Bypass is an invasive surgery in which the doctor removes a large part of the stomach and then connects the beginning of the intestine to the remaining portion of the stomach, reducing the space available for food and reducing the amount of calories absorbed.

This type of surgery has excellent results, allowing you to lose up to 70% of the initial weight, however it also has more risks and a slower recovery.

Vertical gastrectomy

Unlike gastric bypass, in this type of surgery, which can also be known as “sleeve surgery”, the surgeon maintains the natural connection of the stomach to the intestine, removing only part of the stomach to make it smaller than normal, reducing the amount of calories ingested.

This surgery has fewer risks than the bypass, but it also has less satisfactory results, allowing to lose about 40% of the initial weight, being similar to the gastric band.

Biliopancreatic shunt

In this surgery, part of the stomach and most of the small intestine are removed, which are the main region where nutrient absorption occurs. In this way, a large part of the food is not digested or absorbed, reducing the amount of calories in the diet.

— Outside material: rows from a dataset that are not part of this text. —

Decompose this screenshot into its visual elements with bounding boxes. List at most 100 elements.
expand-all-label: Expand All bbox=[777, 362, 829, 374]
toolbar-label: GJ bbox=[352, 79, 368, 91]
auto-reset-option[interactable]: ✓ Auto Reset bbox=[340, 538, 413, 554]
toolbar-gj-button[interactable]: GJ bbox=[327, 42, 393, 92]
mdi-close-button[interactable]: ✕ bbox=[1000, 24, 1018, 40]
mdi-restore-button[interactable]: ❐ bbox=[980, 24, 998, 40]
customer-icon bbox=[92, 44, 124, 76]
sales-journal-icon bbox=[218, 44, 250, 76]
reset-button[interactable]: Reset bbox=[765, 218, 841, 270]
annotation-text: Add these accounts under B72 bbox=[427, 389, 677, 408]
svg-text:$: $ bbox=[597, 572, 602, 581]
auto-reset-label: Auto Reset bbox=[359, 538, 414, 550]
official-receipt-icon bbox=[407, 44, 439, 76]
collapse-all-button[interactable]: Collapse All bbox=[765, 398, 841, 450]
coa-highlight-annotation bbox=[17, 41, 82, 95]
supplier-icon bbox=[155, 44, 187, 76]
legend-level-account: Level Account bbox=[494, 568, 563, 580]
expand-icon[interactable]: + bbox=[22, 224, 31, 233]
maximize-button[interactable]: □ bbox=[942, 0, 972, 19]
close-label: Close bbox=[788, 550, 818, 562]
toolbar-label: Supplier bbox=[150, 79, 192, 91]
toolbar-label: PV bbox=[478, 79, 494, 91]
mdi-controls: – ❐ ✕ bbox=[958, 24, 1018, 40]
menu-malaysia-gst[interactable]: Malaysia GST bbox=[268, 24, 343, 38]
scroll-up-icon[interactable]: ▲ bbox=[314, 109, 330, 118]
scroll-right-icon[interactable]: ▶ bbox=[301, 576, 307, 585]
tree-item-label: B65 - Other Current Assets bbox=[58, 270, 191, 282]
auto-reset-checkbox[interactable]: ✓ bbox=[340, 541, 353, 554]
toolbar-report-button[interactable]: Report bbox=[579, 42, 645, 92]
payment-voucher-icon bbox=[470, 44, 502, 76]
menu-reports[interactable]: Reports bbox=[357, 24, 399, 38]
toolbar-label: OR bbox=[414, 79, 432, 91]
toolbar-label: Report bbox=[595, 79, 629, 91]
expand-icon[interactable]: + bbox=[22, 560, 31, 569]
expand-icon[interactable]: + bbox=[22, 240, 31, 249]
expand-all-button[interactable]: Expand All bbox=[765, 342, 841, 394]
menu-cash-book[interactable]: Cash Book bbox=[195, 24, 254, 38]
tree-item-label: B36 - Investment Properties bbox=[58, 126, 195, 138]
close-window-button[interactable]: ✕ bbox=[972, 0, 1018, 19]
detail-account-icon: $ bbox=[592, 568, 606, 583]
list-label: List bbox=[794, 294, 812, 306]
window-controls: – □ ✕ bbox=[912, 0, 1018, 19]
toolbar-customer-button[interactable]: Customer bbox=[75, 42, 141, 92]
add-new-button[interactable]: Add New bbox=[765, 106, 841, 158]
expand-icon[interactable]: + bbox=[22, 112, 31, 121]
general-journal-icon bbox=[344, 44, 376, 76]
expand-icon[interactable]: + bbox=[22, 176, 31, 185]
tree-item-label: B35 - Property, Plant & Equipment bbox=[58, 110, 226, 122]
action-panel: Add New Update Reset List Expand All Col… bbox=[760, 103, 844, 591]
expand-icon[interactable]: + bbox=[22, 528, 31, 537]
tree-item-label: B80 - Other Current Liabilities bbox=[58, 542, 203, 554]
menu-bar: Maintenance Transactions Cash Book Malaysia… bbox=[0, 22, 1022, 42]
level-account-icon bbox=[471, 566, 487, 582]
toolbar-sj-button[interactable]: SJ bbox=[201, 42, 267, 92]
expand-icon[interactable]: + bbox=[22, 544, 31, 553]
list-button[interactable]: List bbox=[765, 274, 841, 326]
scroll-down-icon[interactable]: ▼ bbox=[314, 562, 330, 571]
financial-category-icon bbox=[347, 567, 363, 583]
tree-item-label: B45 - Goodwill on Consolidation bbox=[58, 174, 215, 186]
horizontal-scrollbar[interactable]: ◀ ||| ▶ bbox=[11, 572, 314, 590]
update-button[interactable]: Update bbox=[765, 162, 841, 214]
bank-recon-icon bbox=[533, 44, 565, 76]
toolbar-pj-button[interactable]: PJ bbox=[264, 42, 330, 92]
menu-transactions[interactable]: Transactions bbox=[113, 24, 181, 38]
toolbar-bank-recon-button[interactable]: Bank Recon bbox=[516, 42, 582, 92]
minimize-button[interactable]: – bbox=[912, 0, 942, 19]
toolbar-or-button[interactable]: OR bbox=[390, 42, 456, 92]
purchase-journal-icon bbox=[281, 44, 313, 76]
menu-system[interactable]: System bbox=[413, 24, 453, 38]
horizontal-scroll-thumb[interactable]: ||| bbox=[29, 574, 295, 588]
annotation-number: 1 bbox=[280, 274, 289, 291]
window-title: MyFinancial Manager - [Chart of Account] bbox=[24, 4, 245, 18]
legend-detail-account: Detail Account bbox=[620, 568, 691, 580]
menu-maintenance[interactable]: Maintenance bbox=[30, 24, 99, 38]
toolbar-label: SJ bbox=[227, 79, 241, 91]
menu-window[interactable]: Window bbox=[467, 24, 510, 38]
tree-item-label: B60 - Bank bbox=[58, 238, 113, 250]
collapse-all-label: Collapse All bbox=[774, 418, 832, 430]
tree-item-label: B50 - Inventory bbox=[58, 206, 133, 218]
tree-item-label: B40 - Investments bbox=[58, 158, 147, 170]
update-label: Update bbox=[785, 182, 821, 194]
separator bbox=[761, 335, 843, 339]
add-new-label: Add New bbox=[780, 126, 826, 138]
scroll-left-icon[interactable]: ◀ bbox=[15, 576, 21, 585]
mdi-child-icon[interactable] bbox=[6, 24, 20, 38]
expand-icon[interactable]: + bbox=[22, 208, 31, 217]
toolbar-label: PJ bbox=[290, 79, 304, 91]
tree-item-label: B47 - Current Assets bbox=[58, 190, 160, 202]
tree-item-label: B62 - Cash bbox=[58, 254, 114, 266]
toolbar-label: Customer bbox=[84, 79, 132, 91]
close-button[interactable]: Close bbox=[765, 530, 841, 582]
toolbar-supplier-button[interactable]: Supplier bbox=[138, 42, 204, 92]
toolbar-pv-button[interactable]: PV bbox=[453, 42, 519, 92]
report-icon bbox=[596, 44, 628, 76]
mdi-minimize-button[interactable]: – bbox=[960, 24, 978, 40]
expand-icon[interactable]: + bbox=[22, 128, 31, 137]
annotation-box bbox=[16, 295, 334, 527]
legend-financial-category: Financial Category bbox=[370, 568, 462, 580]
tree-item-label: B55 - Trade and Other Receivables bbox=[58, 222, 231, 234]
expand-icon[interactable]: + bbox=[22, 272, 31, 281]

However, and although a large part of the small intestine is removed, bile continues to be released in the first piece of the small intestine that is then connected to the most final portion of the small intestine, so that there is no interruption in the flow of bile, even that the food is no longer passing in that most initial part of the small intestine.

Possible risks of surgery
The risks of bariatric surgery are mainly linked to the number and severity of diseases associated with obesity, the main complications being:

Pulmonary embolism, which is the clogging of a blood vessel in the lung, causing severe pain and difficulty breathing

Internal bleeding at the operation site

Fistulas, which are small pockets that form at the internal points of the operated region.

Vomiting, diarrhea and bloody stools.

These complications usually arise during the hospital stay, and are quickly resolved by the medical team.

However, depending on the severity of the symptoms, it may be necessary to perform a new operation to correct the problem.

In addition, it is common that after bariatric surgery, patients have nutritional complications such as anemia, folic acid, calcium and vitamin B12 deficiency, and malnutrition may also occur in the most severe cases.